Si une traduction légale de « Mein Kampf » -expurgée- avait été publiée après l’arrivée au pouvoir de Hitler en anglais et en italien, le régime nazi ne souhaitait pas en commercialiser une en France. Il est vrai que les écrits de Hitler très violents contre ses voisins n’auraient pas forcément été appréciés dans l’hexagone. On peut y lire par exemple : « La destruction de la France ne constitue qu’un moyen pour ensuite offrir à notre peuple l’espace dont il a besoin ».
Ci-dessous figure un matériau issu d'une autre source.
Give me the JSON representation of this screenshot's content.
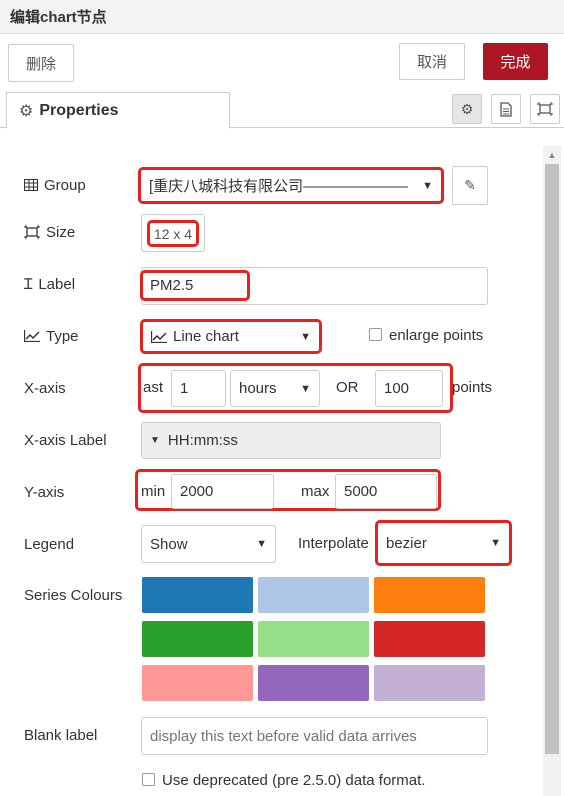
{
  "title": "编辑chart节点",
  "buttons": {
    "delete": "删除",
    "cancel": "取消",
    "done": "完成"
  },
  "tab": {
    "label": "Properties"
  },
  "form": {
    "group": {
      "label": "Group",
      "value": "[重庆八城科技有限公司———————"
    },
    "size": {
      "label": "Size",
      "value": "12 x 4"
    },
    "label": {
      "label": "Label",
      "value": "PM2.5"
    },
    "type": {
      "label": "Type",
      "value": "Line chart",
      "enlarge": "enlarge points"
    },
    "xaxis": {
      "label": "X-axis",
      "prefix": "ast",
      "amount": "1",
      "unit": "hours",
      "or": "OR",
      "points_value": "100",
      "points_label": "points"
    },
    "xaxis_label": {
      "label": "X-axis Label",
      "value": "HH:mm:ss"
    },
    "yaxis": {
      "label": "Y-axis",
      "min_label": "min",
      "min": "2000",
      "max_label": "max",
      "max": "5000"
    },
    "legend": {
      "label": "Legend",
      "value": "Show",
      "interpolate_label": "Interpolate",
      "interpolate": "bezier"
    },
    "series": {
      "label": "Series Colours",
      "colors": [
        "#1f77b4",
        "#aec7e8",
        "#ff7f0e",
        "#2ca02c",
        "#98df8a",
        "#d62728",
        "#ff9896",
        "#9467bd",
        "#c5b0d5"
      ]
    },
    "blank": {
      "label": "Blank label",
      "placeholder": "display this text before valid data arrives"
    },
    "deprecated": {
      "label": "Use deprecated (pre 2.5.0) data format."
    }
  }
}
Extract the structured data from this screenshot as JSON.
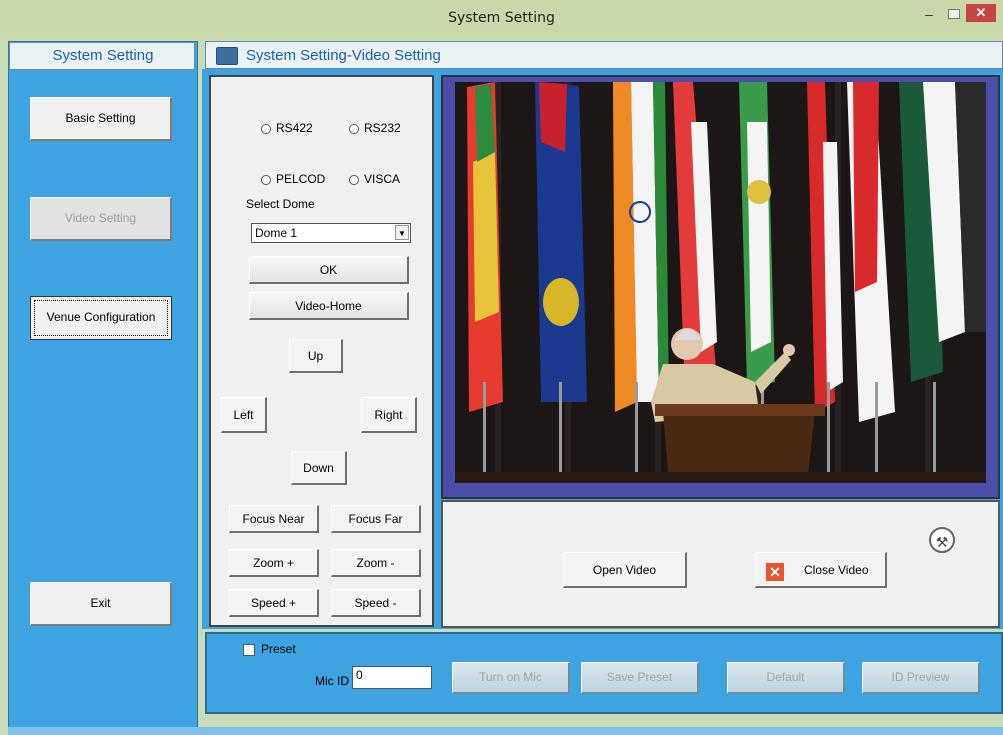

L’ambassadeur français à Berlin André François-Poncet souligne dans des notes l’antisémitisme viscéral de l’auteur et les dangers qui y sont liés mais il n’est pas écouté. Il apprend en juin 1933 du secrétaire d’Etat au ministère de la Propagande de Goebbels qu’une version expurgée en français de « Mein Kampf » serait à l’étude. Mais Hitler s’oppose au projet. A l’automne de la même année, la maison d’édition allemande Eher revient à l’assaut après la publication en France de l’ouvrage « Hitler par lui-même d’après son livre Mein Kampf » qui donnerait une image faussée du Führer. Mais ce livre qui constitue une production propre n’est pas juridiquement attaquable.
Il est en autrement d’une traduction du livre original qui parait à Paris au printemps 1934 de façon illégale. Un jeune éditeur d’extrême-droite Fernand Sorlot veut faire connaître à un grand public le contenu francophobe des écrits de Hitler. Il obtient même le soutien pour son projet de la Ligue internationale contre l’antisémitisme (LICA). Pour contourner l’absence de droits, il argumente en présentant « Mein Kampf » comme un programme politique et non comme une œuvre littéraire protégée.
La maison d’édition allemande Eher s’empresse d’envoyer un avocat francophone à Paris. Hitler demande à son ambassadeur sur place de protester auprès du Quai d’Orsay. La situation juridique est assez claire et Eher gagne son procès en juin 1934. Les dommages et intérêts sont fixés à un franc symbolique. Le tribunal estime que l’affaire constitue une campagne de publicité gratuite pour l’éditeur allemand s’il devait se décider à publier lui-même une traduction cette fois légale de « Mein Kampf ». Les exemplaires de la version illégale sont saisis à l’exception des 5000 d’entre eux que la LICA avait pré-achetés et qui seront ensuite envoyés à des multiplicateurs.
En octobre 1934, des perquisitions ont lieu dans deux librairies parisiennes pour saisir d’autres exemplaires de cette traduction illégale. Les jeunes socialistes en publieront plus tard des extraits dans une brochure. Faute d’une maison d’édition en bonne et due forme qui pourrait être attaquée en justice, les autorités allemandes ont les mains liées.
Une traduction autorisée de « Mein Kampf » parait finalement en 1938 en français sous le titre « Ma doctrine ». Mais l’ouvrage n’a pas grand-chose à voir avec l’original car il intègre de nombreuses citations de discours ultérieurs de Hitler. De nombreux excès rhétoriques contre la France ont été supprimés ou atténués. Ceux ouvertement antisémites sont certes moins nombreux que dans la version originale de « Mein Kampf » mais tout aussi violents.